# New Doom Levels from John Romero



## Hokie (Jun 3, 2019)

John Romero has finally released his new Doom levels, the SIGIL Megawad. You will need the original Doom 1993 registered game files to play the SIGIL Megawad.

So, now that we have some new levels from the old master, what is your favorite Doom port and why do you favor it above the other Doom ports? I have to install one so I can play the new levels.



			https://www.romerogames.ie/si6il


----------



## drhowarddrfine (Jun 3, 2019)

This board is for fixing problems with games on FreeBSD, not gaming discussion. That's for the Off Topic board.


----------



## SirDice (Jun 3, 2019)

It's not about the new levels drhowarddrfine , the question is which Doom port is preferred. We have several incarnations in the ports tree. And that's a valid question that fits in the "Multimedia/Gaming" section.

I've honestly never tried any one of them. I have used (or tried to use) several Quake ports. These were a hit or miss, some worked, some didn't. I assume that's the case for the Doom ports too (due to their age).


----------



## kpedersen (Jun 3, 2019)

I play Doom almost exclusively on DOSBox!

But for a more useful answer; in my opinion the best Doom port is games/chocolate-doom.

It is highly portable and sticks to the original rather than "tweaks here and there".

Not to mention the original developer Fabian Sanglard wrote an awesome book (http://fabiensanglard.net/gebbdoom/) showing great knowledge of the internals.

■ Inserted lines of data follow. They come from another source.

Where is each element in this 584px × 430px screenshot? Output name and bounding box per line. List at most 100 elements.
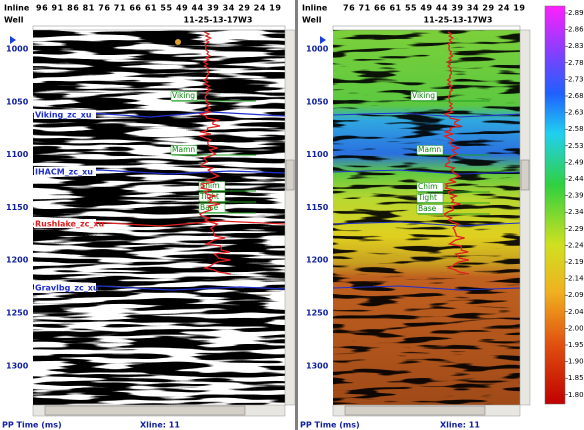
horizon-label: Gravlbg_zc_xu (35, 284, 99, 293)
well-top-marker (175, 39, 181, 45)
marker-label: Chim (418, 182, 437, 191)
scale-label: 2.73 (568, 75, 584, 83)
scale-label: 2.83 (568, 42, 584, 50)
time-label: 1150 (306, 203, 329, 212)
horizon-label: IHACM_zc_xu (35, 168, 93, 177)
scale-label: 2.58 (568, 125, 584, 133)
scale-label: 2.68 (568, 92, 584, 100)
well-markers: Viking Mamn Chim Tight Base (410, 91, 490, 215)
time-axis: 1000 1050 1100 1150 1200 1250 1300 (306, 45, 329, 371)
time-label: 1300 (306, 361, 329, 370)
vertical-scrollbar[interactable] (519, 29, 531, 406)
scale-label: 2.24 (568, 241, 584, 249)
well-label: Well (302, 16, 322, 25)
scale-label: 2.49 (568, 158, 584, 166)
scale-label: 1.95 (568, 341, 584, 349)
label-bg (34, 167, 96, 176)
marker-label: Mamn (418, 145, 441, 154)
time-label: 1150 (6, 203, 29, 212)
scale-label: 2.89 (568, 9, 584, 17)
well-log (442, 31, 470, 275)
scale-label: 2.34 (568, 208, 584, 216)
time-label: 1050 (6, 97, 29, 106)
scale-label: 2.00 (568, 324, 584, 332)
label-bg (416, 193, 444, 203)
inline-label: Inline (302, 4, 328, 13)
marker-label: Viking (412, 91, 435, 100)
well-log (197, 31, 231, 275)
scale-label: 1.90 (568, 358, 584, 366)
time-label: 1100 (6, 150, 29, 159)
well-label: Well (4, 16, 24, 25)
well-name: 11-25-13-17W3 (424, 16, 493, 25)
label-bg (170, 145, 198, 155)
scale-label: 2.14 (568, 275, 584, 283)
horizon-label: Rushlake_zc_xu (35, 220, 105, 229)
well-name: 11-25-13-17W3 (184, 16, 253, 25)
time-label: 1250 (306, 309, 329, 318)
vertical-scrollbar[interactable] (284, 29, 296, 406)
horizon-label: Viking_zc_xu (35, 111, 92, 120)
status-time: PP Time (ms) (2, 421, 62, 430)
scale-label: 2.44 (568, 175, 584, 183)
scale-label: 1.80 (568, 391, 584, 399)
time-label: 1200 (6, 256, 29, 265)
scale-label: 2.39 (568, 192, 584, 200)
label-bg (34, 110, 96, 119)
inline-numbers: 76 71 66 61 55 49 44 39 34 29 24 19 (343, 4, 525, 13)
scale-label: 2.78 (568, 59, 584, 67)
trace-ruler (332, 25, 521, 31)
time-axis: 1000 1050 1100 1150 1200 1250 1300 (6, 45, 29, 371)
scale-label: 1.85 (568, 374, 584, 382)
label-bg (198, 203, 226, 213)
marker-label: Viking (172, 91, 195, 100)
label-bg (416, 204, 444, 214)
inline-label: Inline (4, 4, 30, 13)
marker-label: Tight (417, 193, 437, 202)
color-bar (544, 5, 566, 405)
time-label: 1000 (306, 45, 329, 54)
time-label: 1250 (6, 309, 29, 318)
label-bg (416, 145, 444, 155)
label-bg (416, 182, 444, 192)
horizon-labels: Viking_zc_xu IHACM_zc_xu Rushlake_zc_xu Gra… (34, 110, 105, 293)
scroll-thumb[interactable] (285, 159, 295, 191)
scroll-thumb[interactable] (520, 159, 530, 191)
status-xline: Xline: 11 (140, 421, 180, 430)
label-bg (170, 91, 198, 101)
marker-label: Mamn (172, 145, 195, 154)
seismic-wiggles (33, 30, 285, 405)
label-bg (34, 219, 96, 228)
scale-label: 2.19 (568, 258, 584, 266)
horizon-line (332, 169, 521, 175)
time-label: 1100 (306, 150, 329, 159)
scale-label: 2.29 (568, 225, 584, 233)
marker-label: Base (418, 204, 437, 213)
scroll-thumb[interactable] (44, 405, 246, 416)
time-label: 1050 (306, 97, 329, 106)
seismic-wiggles (333, 30, 520, 405)
time-pointer (10, 36, 16, 44)
scroll-thumb[interactable] (344, 405, 486, 416)
marker-label: Tight (199, 192, 219, 201)
time-label: 1300 (6, 361, 29, 370)
scale-label: 2.53 (568, 142, 584, 150)
scale-label: 2.04 (568, 308, 584, 316)
marker-label: Chim (200, 181, 219, 190)
time-pointer (320, 36, 326, 44)
status-time: PP Time (ms) (300, 421, 360, 430)
status-xline: Xline: 11 (440, 421, 480, 430)
color-scale-labels: 2.89 2.86 2.83 2.78 2.73 2.68 2.63 2.58 2.53 2.49… (565, 9, 584, 399)
horizon-line (332, 112, 521, 118)
trace-ruler (32, 25, 286, 31)
horizon-line (332, 221, 521, 227)
inline-numbers: 96 91 86 81 76 71 66 61 55 49 44 39 34 2… (36, 4, 281, 13)
scale-label: 2.63 (568, 109, 584, 117)
pointer (265, 290, 285, 303)
scale-label: 2.86 (568, 26, 584, 34)
scale-label: 2.09 (568, 291, 584, 299)
horizon-line (332, 285, 521, 291)
time-label: 1000 (6, 45, 29, 54)
time-label: 1200 (306, 256, 329, 265)
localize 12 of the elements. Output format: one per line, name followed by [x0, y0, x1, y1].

Actually all his writings are pretty cool if you have time to read them  http://fabiensanglard.net/


----------



## Spartrekus (Jun 3, 2019)

Hokie said:


> John Romero has finally released his new Doom levels, the SIGIL Megawad. You will need the original Doom 1993 registered game files to play the SIGIL Megawad.
> 
> So, now that we have some new levels from the old master, what is your favorite Doom port and why do you favor it above the other Doom ports? I have to install one so I can play the new levels.
> 
> ...



Like this? It does not work.... 
 prboom-plus -iwad  doom2.wad  -file SIGIL_COMPAT.wad


----------